I’m at a loss, because it seems to be every job, and affects so many people I care about, even if I’m just describing my partner’s experiences here. My weird energy wants me to get up and either organise something for them (with the vain hope that it’ll balloon and become something much more impactful than one little restaurant), or otherwise go wild and act out the heavy outcomes of all those protests that never actually seem to go as far as rioting. Otherwise, I don’t know what to do, and it’s slowly draining me of my will to participate in this inhumane society. I’ve still got will remaining and I still want to do something (and since I’m on r/antiwork, I’m talking more than sending some letters and signing some petitions), but one person smashing stuff on their own isn’t a revolt, it’s civil disobedience and property damage. I probably can’t encourage violent activity here as that’s likely considered incitement to violence, but maybe I am allowed to say that if we woke up tomorrow to a choice selection of authority figures’ heads on spikes outside the Westminster, I’d not weep.

The saddest part of this on a personal level is seeing my wilful, brave, determined and moral partner lose all of that to a feckless business owner who’d rather abuse their employees and replace them when they burn out than show a shred of human F***ING decency and treat their employees like the beings-with-rights they are.
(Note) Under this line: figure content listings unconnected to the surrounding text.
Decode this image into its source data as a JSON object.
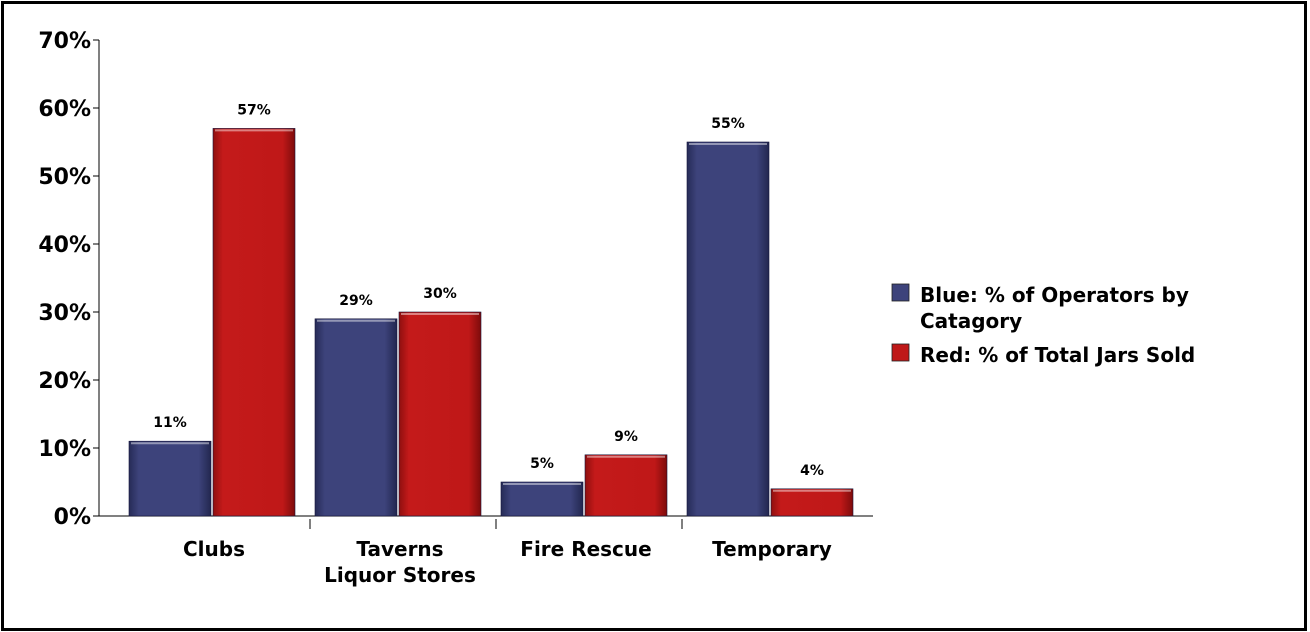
{
  "chart_data": {
    "type": "bar",
    "title": "",
    "xlabel": "",
    "ylabel": "",
    "ylim": [
      0,
      70
    ],
    "y_ticks": [
      "0%",
      "10%",
      "20%",
      "30%",
      "40%",
      "50%",
      "60%",
      "70%"
    ],
    "categories": [
      [
        "Clubs"
      ],
      [
        "Taverns",
        "Liquor Stores"
      ],
      [
        "Fire Rescue"
      ],
      [
        "Temporary"
      ]
    ],
    "series": [
      {
        "name": "Blue:  % of Operators by Catagory",
        "color": "#3d437b",
        "values": [
          11,
          29,
          5,
          55
        ],
        "labels": [
          "11%",
          "29%",
          "5%",
          "55%"
        ]
      },
      {
        "name": "Red:  % of Total Jars Sold",
        "color": "#bf1818",
        "values": [
          57,
          30,
          9,
          4
        ],
        "labels": [
          "57%",
          "30%",
          "9%",
          "4%"
        ]
      }
    ],
    "legend": {
      "position": "right",
      "entries": [
        {
          "color": "#3d437b",
          "lines": [
            "Blue:  % of Operators by",
            "Catagory"
          ]
        },
        {
          "color": "#bf1818",
          "lines": [
            "Red:  % of Total Jars Sold"
          ]
        }
      ]
    },
    "grid": false
  }
}
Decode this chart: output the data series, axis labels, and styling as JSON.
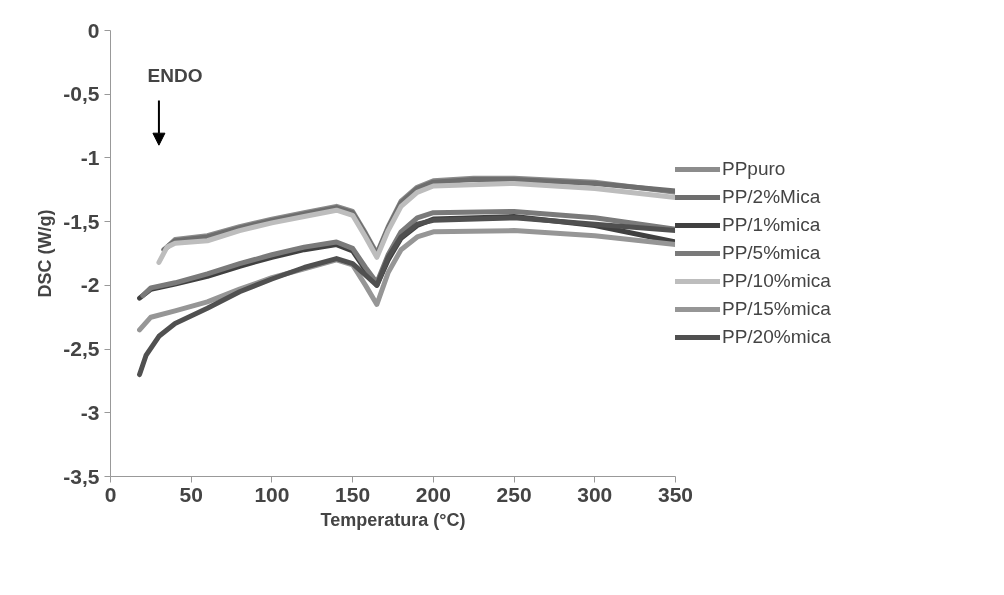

It’d be one thing to lose the love of an industry because a person grows and changes, but quite another to be effectively bullied out. I don’t know why I’ve written this diary entry, and I don’t really know why I’ve put it online, I think I just need to externalise all this, because otherwise I think I’d end up just going down that extreme path I described above. I am, however, at my wit’s end hearing about people being abused and mistreated at work, and watching employers get to just walk away, even benefit from it, at the psychological expense of the person most vulnerable in the situation.

Solutions? Can we try an industry-wide union that leans very heavily towards strikes and other industrial action? Can we as employees set a new standard of management behaviour, to the effect that being an untrained drill sergeant nitpicking the minutiae can be considered incompetence, rather than leadership? I would try anything because without trying something more tame like that, I can only think that this might change if the more exploited employees of the service industry (amongst others) adopted a more combative posture and took their rights, rather than waited to receive them.

Thanks for your patience in reading this frustrated ramble; if any of it resonates with you, then I’m very sorry, you deserve better than that.